A few voices murmured here and there, but mostly the Mockers stared, expecting more, and with their silence demanding it.
‘Well aren’t you a fine bunch?’ Laughing Jack sneered. ‘No faith, at all?’ he shouted. ‘Where would most of you be without the Upright Man? Huh? I’ll tell you, most of you would have been dead by now. It’s easy to be loyal during the good times. Easy to follow the rules and do what’s expected when everything’s running right. But when times are hard, that’s when you especially got to follow orders. Loyalty will carry us all through the hard times.’ He swept them all with a hard look. ‘So what’s it going to be? Follow orders, or get tossed out in the streets so the guards’ll find you?’
Confused silence greeted this question. There was a roar of affirmation waiting to happen but the Mockers looked at one another uneasily, wondering how to avoid sounding as if being kicked into the streets was what they wanted.
‘Well, when you put it like that,’ Jimmy muttered. ‘Upright Man!’ he shouted, punching his fist in the air.
The crowd went wild and took up the cry, bellowing until mortar began to rain from the ceiling and Laughing Jack held up his hands for silence.
‘Get to your roosts and your flops,’ he commanded. ‘Keep your heads low and wait for orders. One thing I can promise is that we won’t take this lying down, but nobody does nothing until you hear otherwise.’
There was another burst of applause at that which quickly died when Laughing Jack stepped off his makeshift stage. Jimmy looked up at Larry and jerked his head toward the door then moved off, knowing the younger boy would follow as he could.
Jimmy led the way out of the sewers and through a maze of back alleys, most sodden, some clean, until he came to a fence of cedar posts set in stone. He climbed it and stepped briefly onto a window ledge, then grasped a hole left by a crumbling brick and hoisted himself up to where he could step onto the window’s ledge. Balancing, he reached up to grasp the eaves. He chinned himself up, his toes rinding the space in the brickwork that allowed him to push himself upward until he could wriggle onto the tiled roof.
Then he silently moved over so that Larry could climb up beside him; neither of them was breathing hard, since the sky-routes were as familiar to them as a staircase to the attic would be to a householder.
They were on the roof of a noisy dockside tavern—the tiles beneath them fairly vibrated, as sailors the worse for wine made an attempt at song — but they still made as little noise as possible, moving into the dark shadow of a dormer window. Jimmy risked a quick glance in the window and found the room unoccupied. He lay down on his back looking up at the stars and listening for any sounds of pursuit. Larry sat quietly beside him, apparently doing the same.

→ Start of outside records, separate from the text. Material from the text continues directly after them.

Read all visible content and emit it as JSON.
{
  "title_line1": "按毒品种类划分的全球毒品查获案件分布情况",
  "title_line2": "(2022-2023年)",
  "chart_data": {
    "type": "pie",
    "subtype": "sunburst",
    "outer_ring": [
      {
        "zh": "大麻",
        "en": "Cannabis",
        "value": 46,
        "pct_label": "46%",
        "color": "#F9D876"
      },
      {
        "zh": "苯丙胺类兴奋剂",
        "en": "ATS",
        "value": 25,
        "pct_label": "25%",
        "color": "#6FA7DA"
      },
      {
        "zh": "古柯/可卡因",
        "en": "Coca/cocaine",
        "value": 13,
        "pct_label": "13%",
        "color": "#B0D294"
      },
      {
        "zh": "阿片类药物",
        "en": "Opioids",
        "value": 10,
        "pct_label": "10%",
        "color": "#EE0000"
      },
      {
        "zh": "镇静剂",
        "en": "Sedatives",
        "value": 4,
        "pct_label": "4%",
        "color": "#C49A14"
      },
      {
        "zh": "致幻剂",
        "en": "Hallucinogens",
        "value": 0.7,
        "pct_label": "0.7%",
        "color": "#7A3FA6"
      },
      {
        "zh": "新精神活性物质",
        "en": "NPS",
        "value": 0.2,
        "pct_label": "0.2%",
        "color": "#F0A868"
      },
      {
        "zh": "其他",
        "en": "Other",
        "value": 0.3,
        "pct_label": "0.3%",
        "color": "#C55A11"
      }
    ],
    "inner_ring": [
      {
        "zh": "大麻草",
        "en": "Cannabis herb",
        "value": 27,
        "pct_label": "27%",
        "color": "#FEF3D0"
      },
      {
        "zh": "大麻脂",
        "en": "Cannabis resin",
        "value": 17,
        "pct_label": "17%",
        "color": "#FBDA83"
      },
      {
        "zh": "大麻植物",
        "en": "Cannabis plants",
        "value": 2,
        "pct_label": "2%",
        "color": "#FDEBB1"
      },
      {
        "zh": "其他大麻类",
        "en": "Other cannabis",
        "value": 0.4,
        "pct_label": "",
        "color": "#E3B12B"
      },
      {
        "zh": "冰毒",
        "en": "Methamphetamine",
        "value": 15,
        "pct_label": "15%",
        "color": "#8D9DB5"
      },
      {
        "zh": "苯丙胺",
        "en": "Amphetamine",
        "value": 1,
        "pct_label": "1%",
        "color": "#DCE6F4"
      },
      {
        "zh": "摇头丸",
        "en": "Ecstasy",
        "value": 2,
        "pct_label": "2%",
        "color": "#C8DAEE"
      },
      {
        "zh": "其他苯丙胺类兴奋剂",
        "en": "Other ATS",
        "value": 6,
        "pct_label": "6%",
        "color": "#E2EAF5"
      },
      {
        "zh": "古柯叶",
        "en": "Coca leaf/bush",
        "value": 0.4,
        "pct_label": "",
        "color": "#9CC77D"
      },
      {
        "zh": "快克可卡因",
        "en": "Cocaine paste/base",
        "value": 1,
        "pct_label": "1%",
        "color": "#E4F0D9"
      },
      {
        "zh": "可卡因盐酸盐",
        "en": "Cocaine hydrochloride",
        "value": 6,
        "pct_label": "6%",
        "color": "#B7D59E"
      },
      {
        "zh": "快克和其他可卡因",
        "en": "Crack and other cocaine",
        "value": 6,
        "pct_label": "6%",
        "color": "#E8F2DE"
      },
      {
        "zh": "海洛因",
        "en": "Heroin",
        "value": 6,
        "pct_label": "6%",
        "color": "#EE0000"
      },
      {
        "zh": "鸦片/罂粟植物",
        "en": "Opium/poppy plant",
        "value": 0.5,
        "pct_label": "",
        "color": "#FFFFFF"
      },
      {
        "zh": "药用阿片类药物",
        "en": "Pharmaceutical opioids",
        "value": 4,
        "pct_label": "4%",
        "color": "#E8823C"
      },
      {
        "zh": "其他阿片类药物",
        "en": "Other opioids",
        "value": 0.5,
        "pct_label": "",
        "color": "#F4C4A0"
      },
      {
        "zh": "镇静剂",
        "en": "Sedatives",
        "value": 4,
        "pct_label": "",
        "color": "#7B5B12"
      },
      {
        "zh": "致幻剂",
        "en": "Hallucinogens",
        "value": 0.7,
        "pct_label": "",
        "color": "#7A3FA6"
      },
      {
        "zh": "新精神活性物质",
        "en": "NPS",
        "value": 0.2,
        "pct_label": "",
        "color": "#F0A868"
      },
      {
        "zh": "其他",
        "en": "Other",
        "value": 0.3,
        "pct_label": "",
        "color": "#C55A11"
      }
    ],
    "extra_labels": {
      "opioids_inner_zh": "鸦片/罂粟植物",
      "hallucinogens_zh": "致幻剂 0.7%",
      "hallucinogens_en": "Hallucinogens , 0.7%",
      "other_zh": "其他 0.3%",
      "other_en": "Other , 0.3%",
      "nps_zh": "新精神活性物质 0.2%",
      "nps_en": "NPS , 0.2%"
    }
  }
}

‘I think,’ Larry whispered at last, sounding very unhappy, ‘that the Upright Man will call del Garza’s bluff.’
Jimmy nodded, then realizing it was too dark to be seen grunted in agreement.
‘The only trouble is,’ the younger boy continued fiercely, ‘he isn’t bluffing. Why should he? Nobody’s going to complain if he hangs a dozen Mockers. A hundred even!’
Jimmy shushed him, for he’d nearly shouted that last. Larry muttered an apology and Jimmy gave the boy’s arm a brief, sympathetic punch. But he agreed with Larry’s sentiments. The acting governor would put the Upright Man in the worst position possible before he consented to negotiate, if he ever did.
In the history of the Thieves’ Guild, the Mockers and Grown had never sat down across a table, but over the decades since the Guild had been founded, the Mockers had reached accommodations with the Prince of Krondor on several occasions. A word dropped by a merchant with connections in court, a trader having business on both sides of the law carrying a message, and from time to time a difficult situation might be avoided. The Mockers gave up their own when caught dead to rights; that was understood by every thief, basher and beggar. But occasionally an overzealous constable had the wrong lad scheduled for the gallows, or a harmless working girl or beggar arrested for a more serious crime, and from time to time trades were arranged. More than one Mocker was tossed out of gaol suddenly after the Sheriff of Krondor got clear proof of innocence—usually the location of the true malefactor, sometimes in hiding, at other times dead. On other occasions a gang without the Upright Man’s sanction was turned over to the Sheriff’s men, saving them the trouble of arresting them.